Плотина — страница 9 из 28

Пистолет Блатыга не просто крутит в руке. Как бы ненароком направляет на кого-то из нас.

— Шахтер, — говорит Блатыга Ивану, — тебе же он все равно не нужен.

Блатыга доволен и готов что-то смягчить, но дружки распалены его удачей.

— Опусти руку! — говорю я, когда Сметана опять замахивается на Шахтера.

Сметана поворачивается ко мне, но Блатыга останавливает его:

— Хватит!

Блатыге надо закончить с Шахтером и указать Сметане его место. Он учитывает, что я дружу с Ванюшей, хожу к военнопленным, которые еще неизвестно как на все посмотрят. К тому же он навешивает на меня должок. Такие уступки блатные ценят дорого.

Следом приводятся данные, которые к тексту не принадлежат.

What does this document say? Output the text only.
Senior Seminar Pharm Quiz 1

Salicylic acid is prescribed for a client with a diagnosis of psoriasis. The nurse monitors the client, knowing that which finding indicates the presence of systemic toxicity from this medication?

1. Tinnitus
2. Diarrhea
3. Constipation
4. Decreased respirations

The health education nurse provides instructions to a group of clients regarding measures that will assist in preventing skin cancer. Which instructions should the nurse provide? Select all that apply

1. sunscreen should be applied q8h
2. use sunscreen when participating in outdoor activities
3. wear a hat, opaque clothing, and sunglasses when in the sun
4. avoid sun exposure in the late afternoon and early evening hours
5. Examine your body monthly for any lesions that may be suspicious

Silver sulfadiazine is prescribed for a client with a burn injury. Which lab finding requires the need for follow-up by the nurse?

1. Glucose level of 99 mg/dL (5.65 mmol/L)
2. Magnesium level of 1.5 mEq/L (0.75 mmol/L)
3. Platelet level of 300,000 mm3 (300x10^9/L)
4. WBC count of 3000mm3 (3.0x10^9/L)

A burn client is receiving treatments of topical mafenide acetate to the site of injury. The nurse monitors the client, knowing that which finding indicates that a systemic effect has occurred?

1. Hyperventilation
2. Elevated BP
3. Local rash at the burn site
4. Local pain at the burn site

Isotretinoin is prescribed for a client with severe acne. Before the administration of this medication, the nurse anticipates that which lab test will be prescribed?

Главная блатная добродетель — жестокость. Оправдывая свою кличку, Блатыга пожалеть Шахтера не может. Он может «уступить» его мне или Сметане. Тут все навыворот. Меня Колька уже не вправе «уважать». Однако сейчас ему так выгодно повернуть.

Нормальному человеку кажется, что жестокость не просуществует. Что совесть и ум не потерпят ее рядом с собой. Но главный обруч, скрепляющий блатных, названная жестокость. Не в один день я это узнал. О «блатных» законах слышал и раньше. Но думал, что это уличная болтовня. Преступления совершаются из жадности и из злобы. Опасных размеров злоба или жадность — такое же уродство, как горб. У кого-то он есть. И ничего с этим не поделать. Но у других-то нет! Однако у Костика, когда он прибивался к блатным, уродства я не замечал. У Блатыги тоже. Их тянули «блатные» законы, «права».

Как это могло быть, я не понимал. Я чувствовал злобность Соколика, которую тот сам сдерживал, злобность Сметаны. Но ни Костик, ни Блатыга злобными не были. Они учились злобности. Зачем это слабому Костику, еще можно догадаться. Но зачем злобному смешливому здоровяку Блатыге?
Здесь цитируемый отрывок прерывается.